OSHA watch

Injury tracking application restored

The application launched on Aug. 1, as part of the compliance effort for its controversial electronic record-keeping rule, but a note on the website two weeks later said technical difficulties were making some of the ITA pages unavailable. A technology scan confirmed that there was no security breach and the application was restored.


Comments sought on lockout/tagout

The agency plans to issue a request for information in April 2018 regarding potential updates to its lockout/tagout standard, a frequently cited violation that is increasingly deemed out of date. There has been an increase in the variance requests because advances in technology that incorporate computer-based control of hazardous energy are increasingly used in machines and can conflict with the existing lockout/tagout standard.

Employer faces over $1 million in fines, including first walking-working surfaces violations

Shortly after the requirements under new Subpart D, “Walking-Working Surfaces (WWS),” became effective, Aluminum Shapes LLC of New Jersey Camden County was inspected and cited for 51 safety and health violations with proposed penalties of $1,922,895. Among the citations were fixed ladders, portable ladders, skylights, stairs, loading docks, and other walking-working surfaces that were not compliant. One violation for failure to ensure that the side rails of a ladder extended 42 inches above the top of the access level or landing platform served by the ladder resulted in a proposed penalty of $9,959.


Website changes

  • Data on workplace fatalities removed from home page, continuing shift away from policy of public shaming
  • The publication webpage is now formatted for all devices and has been reorganized
  • More employer stories added to heat protection pages

Trench safety symposium webinar available online

Conducted in conjunction with the National Utility Contractors Association, and the University of Texas at Arlington, the symposium focused on ways to prevent trenching and excavation hazards in the construction industry.
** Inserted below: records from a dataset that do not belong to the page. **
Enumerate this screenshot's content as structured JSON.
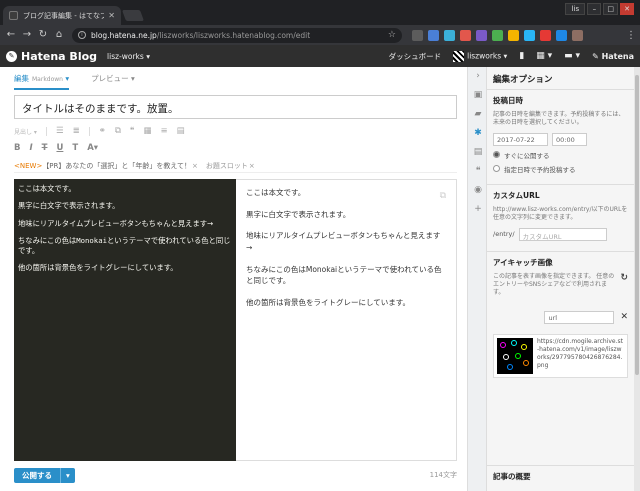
{
  "browser": {
    "tab_title": "ブログ記事編集 - はてなブ",
    "tab_close": "✕",
    "user": "lis",
    "url_host": "blog.hatena.ne.jp",
    "url_path": "/liszworks/liszworks.hatenablog.com/edit"
  },
  "header": {
    "logo_text": "Hatena Blog",
    "blog_name": "lisz-works ▾",
    "dashboard": "ダッシュボード",
    "user_name": "liszworks ▾",
    "hatena": "Hatena"
  },
  "editor": {
    "tab_edit": "編集",
    "tab_edit_mode": "Markdown",
    "tab_preview": "プレビュー",
    "title_value": "タイトルはそのままです。放置。",
    "heading_label": "見出し",
    "tags": {
      "new_label": "<NEW>",
      "pr_label": "【PR】あなたの「選択」と「年齢」を教えて！",
      "slot_label": "お題スロット",
      "x": "×"
    },
    "lines": [
      "ここは本文です。",
      "黒字に白文字で表示されます。",
      "地味にリアルタイムプレビューボタンもちゃんと見えます→",
      "ちなみにこの色は",
      "Monokai",
      "というテーマで使われている色と同じです。",
      "他の箇所は背景色をライトグレーにしています。"
    ],
    "preview_lines": [
      "ここは本文です。",
      "黒字に白文字で表示されます。",
      "地味にリアルタイムプレビューボタンもちゃんと見えます→",
      "ちなみにこの色はMonokaiというテーマで使われている色と同じです。",
      "他の箇所は背景色をライトグレーにしています。"
    ],
    "publish_label": "公開する",
    "char_count": "114文字"
  },
  "sidebar": {
    "title": "編集オプション",
    "post_date": {
      "heading": "投稿日時",
      "desc": "記事の日時を編集できます。予約投稿するには、未来の日時を選択してください。",
      "date": "2017-07-22",
      "time": "00:00",
      "opt_now": "すぐに公開する",
      "opt_schedule": "指定日時で予約投稿する"
    },
    "custom_url": {
      "heading": "カスタムURL",
      "desc": "http://www.lisz-works.com/entry/以下のURLを任意の文字列に変更できます。",
      "prefix": "/entry/",
      "placeholder": "カスタムURL"
    },
    "eyecatch": {
      "heading": "アイキャッチ画像",
      "desc": "この記事を表す画像を指定できます。 任意のエントリーやSNSシェアなどで利用されます。",
      "url_value": "url",
      "image_name": "https://cdn.mogile.archive.st-hatena.com/v1/image/liszworks/297795780426876284.png"
    },
    "summary_heading": "記事の概要"
  },
  "colors": {
    "accent": "#2a8fc9",
    "editor_bg": "#272822",
    "new_tag": "#e87a00"
  }
}
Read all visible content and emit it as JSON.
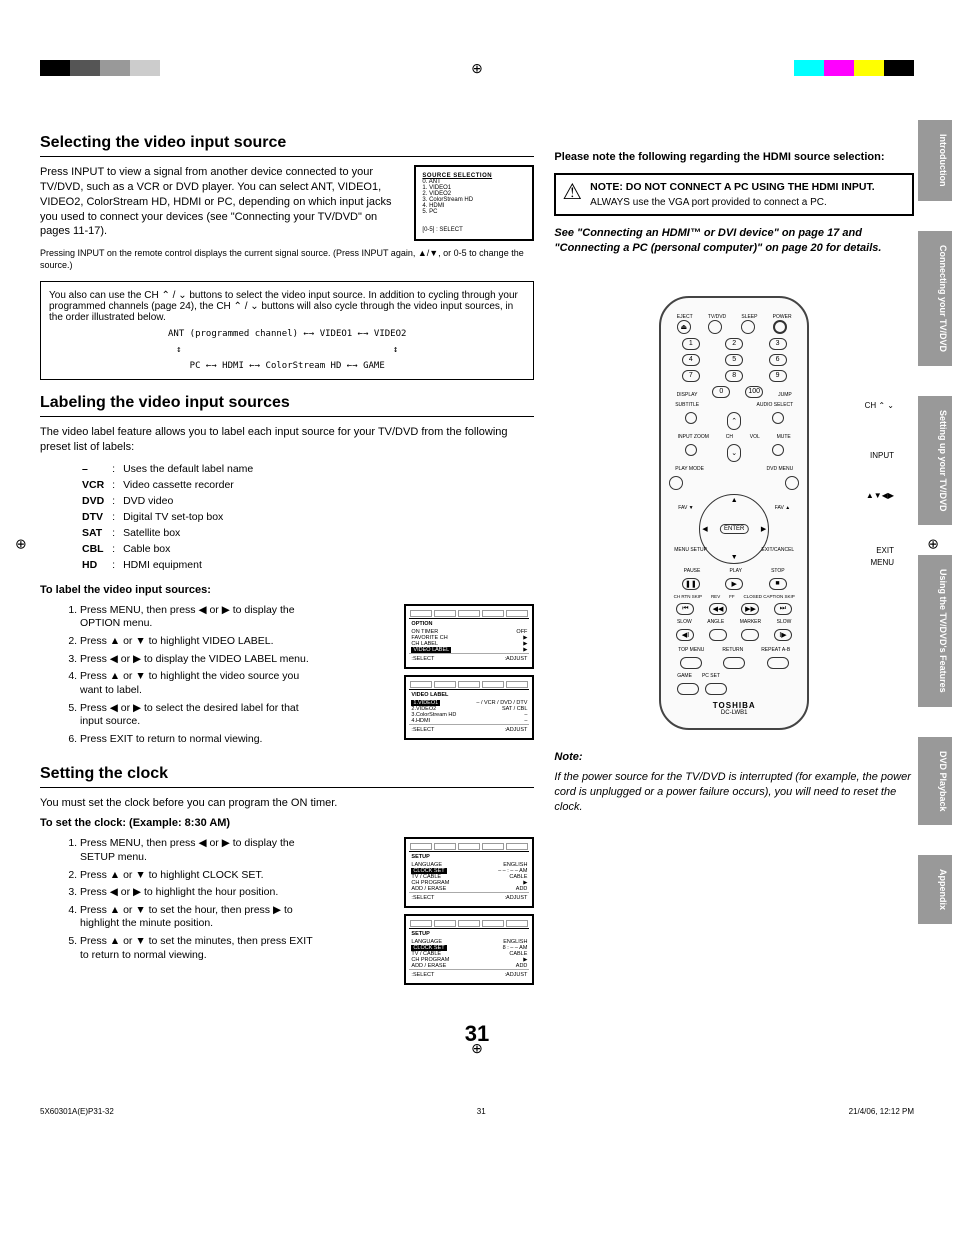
{
  "page_number": "31",
  "footer": {
    "left": "5X60301A(E)P31-32",
    "mid": "31",
    "right": "21/4/06, 12:12 PM"
  },
  "side_tabs": [
    "Introduction",
    "Connecting your TV/DVD",
    "Setting up your TV/DVD",
    "Using the TV/DVD's Features",
    "DVD Playback",
    "Appendix"
  ],
  "sec1": {
    "title": "Selecting the video input source",
    "body": "Press INPUT to view a signal from another device connected to your TV/DVD, such as a VCR or DVD player. You can select ANT, VIDEO1, VIDEO2, ColorStream HD, HDMI or PC, depending on which input jacks you used to connect your devices (see \"Connecting your TV/DVD\" on pages 11-17).",
    "menu": {
      "title": "SOURCE SELECTION",
      "items": [
        "0. ANT",
        "1. VIDEO1",
        "2. VIDEO2",
        "3. ColorStream HD",
        "4. HDMI",
        "5. PC"
      ],
      "footer": "[0-5] : SELECT"
    },
    "caption": "Pressing INPUT on the remote control displays the current signal source. (Press INPUT again, ▲/▼, or 0-5 to change the source.)",
    "infobox": {
      "text": "You also can use the CH ⌃ / ⌄ buttons to select the video input source. In addition to cycling through your programmed channels (page 24), the CH ⌃ / ⌄ buttons will also cycle through the video input sources, in the order illustrated below.",
      "diagram1": "ANT (programmed channel) ←→ VIDEO1 ←→ VIDEO2",
      "diagram2": "PC ←→ HDMI ←→ ColorStream HD ←→ GAME"
    }
  },
  "sec2": {
    "title": "Labeling the video input sources",
    "intro": "The video label feature allows you to label each input source for your TV/DVD from the following preset list of labels:",
    "labels": [
      [
        "–",
        "Uses the default label name"
      ],
      [
        "VCR",
        "Video cassette recorder"
      ],
      [
        "DVD",
        "DVD video"
      ],
      [
        "DTV",
        "Digital TV set-top box"
      ],
      [
        "SAT",
        "Satellite box"
      ],
      [
        "CBL",
        "Cable box"
      ],
      [
        "HD",
        "HDMI equipment"
      ]
    ],
    "subhead": "To label the video input sources:",
    "steps": [
      "Press MENU, then press ◀ or ▶ to display the OPTION menu.",
      "Press ▲ or ▼ to highlight VIDEO LABEL.",
      "Press ◀ or ▶ to display the VIDEO LABEL menu.",
      "Press ▲ or ▼ to highlight the video source you want to label.",
      "Press ◀ or ▶ to select the desired label for that input source.",
      "Press EXIT to return to normal viewing."
    ],
    "menu1": {
      "hdr": "OPTION",
      "rows": [
        [
          "ON TIMER",
          "OFF"
        ],
        [
          "FAVORITE CH",
          "▶"
        ],
        [
          "CH LABEL",
          "▶"
        ],
        [
          "VIDEO LABEL",
          "▶"
        ]
      ],
      "sel": ":SELECT",
      "adj": ":ADJUST"
    },
    "menu2": {
      "hdr": "VIDEO LABEL",
      "rows": [
        [
          "1.VIDEO1",
          "– / VCR / DVD / DTV"
        ],
        [
          "2.VIDEO2",
          "SAT / CBL"
        ],
        [
          "3.ColorStream HD",
          "–"
        ],
        [
          "4.HDMI",
          "–"
        ]
      ],
      "sel": ":SELECT",
      "adj": ":ADJUST"
    }
  },
  "sec3": {
    "title": "Setting the clock",
    "intro": "You must set the clock before you can program the ON timer.",
    "subhead": "To set the clock: (Example: 8:30 AM)",
    "steps": [
      "Press MENU, then press ◀ or ▶ to display the SETUP menu.",
      "Press ▲ or ▼ to highlight CLOCK SET.",
      "Press ◀ or ▶ to highlight the hour position.",
      "Press ▲ or ▼ to set the hour, then press ▶ to highlight the minute position.",
      "Press ▲ or ▼ to set the minutes, then press EXIT to return to normal viewing."
    ],
    "menu1": {
      "hdr": "SETUP",
      "rows": [
        [
          "LANGUAGE",
          "ENGLISH"
        ],
        [
          "CLOCK SET",
          "– – : – – AM"
        ],
        [
          "TV / CABLE",
          "CABLE"
        ],
        [
          "CH PROGRAM",
          "▶"
        ],
        [
          "ADD / ERASE",
          "ADD"
        ]
      ],
      "sel": ":SELECT",
      "adj": ":ADJUST"
    },
    "menu2": {
      "hdr": "SETUP",
      "rows": [
        [
          "LANGUAGE",
          "ENGLISH"
        ],
        [
          "CLOCK SET",
          "8 : – – AM"
        ],
        [
          "TV / CABLE",
          "CABLE"
        ],
        [
          "CH PROGRAM",
          "▶"
        ],
        [
          "ADD / ERASE",
          "ADD"
        ]
      ],
      "sel": ":SELECT",
      "adj": ":ADJUST"
    }
  },
  "rightcol": {
    "lead": "Please note the following regarding the HDMI source selection:",
    "warn_head": "NOTE: DO NOT CONNECT A PC USING THE HDMI INPUT.",
    "warn_body": "ALWAYS use the VGA port provided to connect a PC.",
    "see": "See \"Connecting an HDMI™ or DVI device\" on page 17 and \"Connecting a PC (personal computer)\" on page 20 for details.",
    "note_head": "Note:",
    "note_body": "If the power source for the TV/DVD is interrupted (for example, the power cord is unplugged or a power failure occurs), you will need to reset the clock.",
    "remote": {
      "annotations": [
        "CH ⌃ ⌄",
        "INPUT",
        "▲▼◀▶",
        "EXIT",
        "MENU"
      ],
      "toprow": [
        "EJECT",
        "TV/DVD",
        "SLEEP",
        "POWER"
      ],
      "nums": [
        "1",
        "2",
        "3",
        "4",
        "5",
        "6",
        "7",
        "8",
        "9",
        "0",
        "100"
      ],
      "display": "DISPLAY",
      "jump": "JUMP",
      "midlabels": [
        "SUBTITLE",
        "AUDIO SELECT",
        "INPUT ZOOM",
        "CH",
        "VOL",
        "MUTE",
        "PLAY MODE",
        "DVD MENU"
      ],
      "sides": [
        "FAV ▼",
        "FAV ▲",
        "MENU SETUP",
        "EXIT/CANCEL"
      ],
      "enter": "ENTER",
      "trans": [
        "PAUSE",
        "PLAY",
        "STOP",
        "CH RTN SKIP",
        "REV",
        "FF",
        "CLOSED CAPTION SKIP",
        "SLOW",
        "ANGLE",
        "MARKER",
        "SLOW"
      ],
      "bot": [
        "TOP MENU",
        "RETURN",
        "REPEAT A-B",
        "GAME",
        "PC SET"
      ],
      "brand": "TOSHIBA",
      "model": "DC-LWB1"
    }
  }
}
Safety training videos for tobacco farm workers

The North Carolina Department of Labor’s Agriculture Safety and Health Bureau, the Farm Labor Practices Group, NC State University and industry stakeholders collaborated to produce safety training videos addressing agricultural safety and health hazards faced by tobacco farm workers.

Enforcement notes

California

  • Crenshaw Manufacturing Inc. in Huntington Beach received six citations and $142,715 in penalties after a worker had three fingers amputated while manually loading products into an operating punch press. Fines relate to machine guarding, failure to conduct regular inspections, and lack of training.
  • Santa Ana-based Triumph Processing- Embee Division, Inc. plant, manufacturer of aircraft parts, received a total of 23 citations, totaling proposed fines of $87,500 for exposing workers to the dangerous chemical hexavalent chromium (chromium-6), and not notifying workers that they knew or try to protect workers from exposure.

Florida

  • Jacksonville-based Great White Construction Inc., a roofing contractor, faces penalties of more than $1.5 million for 14 workplace safety violations and has been placed in the Severe Violator Enforcement Program due to high-gravity, willful, egregious violations related to fall hazards.
  • An administrative law judge has vacated two citations issued against Riverview-based Central Site Development L.L.C. involving a fatality of a worker of a subcontractor. The company had received two citations under the general duty clause, but the judge found the multiemployer worksite doctrine does not apply to citations issued under the general duty clause.

Massachusetts

  • UHS of Westwood Pembroke, Inc. – doing business as Lowell Treatment Center, a behavioral health facility, faces $207,690 in proposed penalties for failure to abate violations involving workplace violence.
  • An administrative law judge upheld citations and $4,000 in penalties assessed against a contractor, Chris Welch, for failing to provide fall protection and appropriate ladders for his workers who were working on a roof of a house in Springfield.
  • An administrative law judge has affirmed citations and proposed fines issued against a roofing contractor, William Trahant Jr. Construction Inc. in Lynn, who failed to show at his scheduled commission hearing. Penalties are $43,560 for failure to provide fall protection or hard hats.

New York

  • Carthage Specialty Paperboard is facing $357,445 in proposed penalties for more than 60 safety and health hazards, including more than 20 instances of machinery lacking safety guards to prevent possible amputation.

Pennsylvania

  • An administrative law judge upheld citations against Montgomeryville-based Lloyd Industries Inc.’s facility after a worker’s three fingers were amputated when a machine without safety guards crushed his hand. Proposed total penalties are $822,000.

Wisconsin

  • Marshfield-based Felker Brothers Corp., a manufacturer of steel pipes and tubes is facing $110,458 in proposed fines after a worker was struck by a machinery part and suffered a shattered jaw and concussion, a worker was exposed to hexavalent chromium at levels 1.8% higher than the permissible exposure limit and other violations.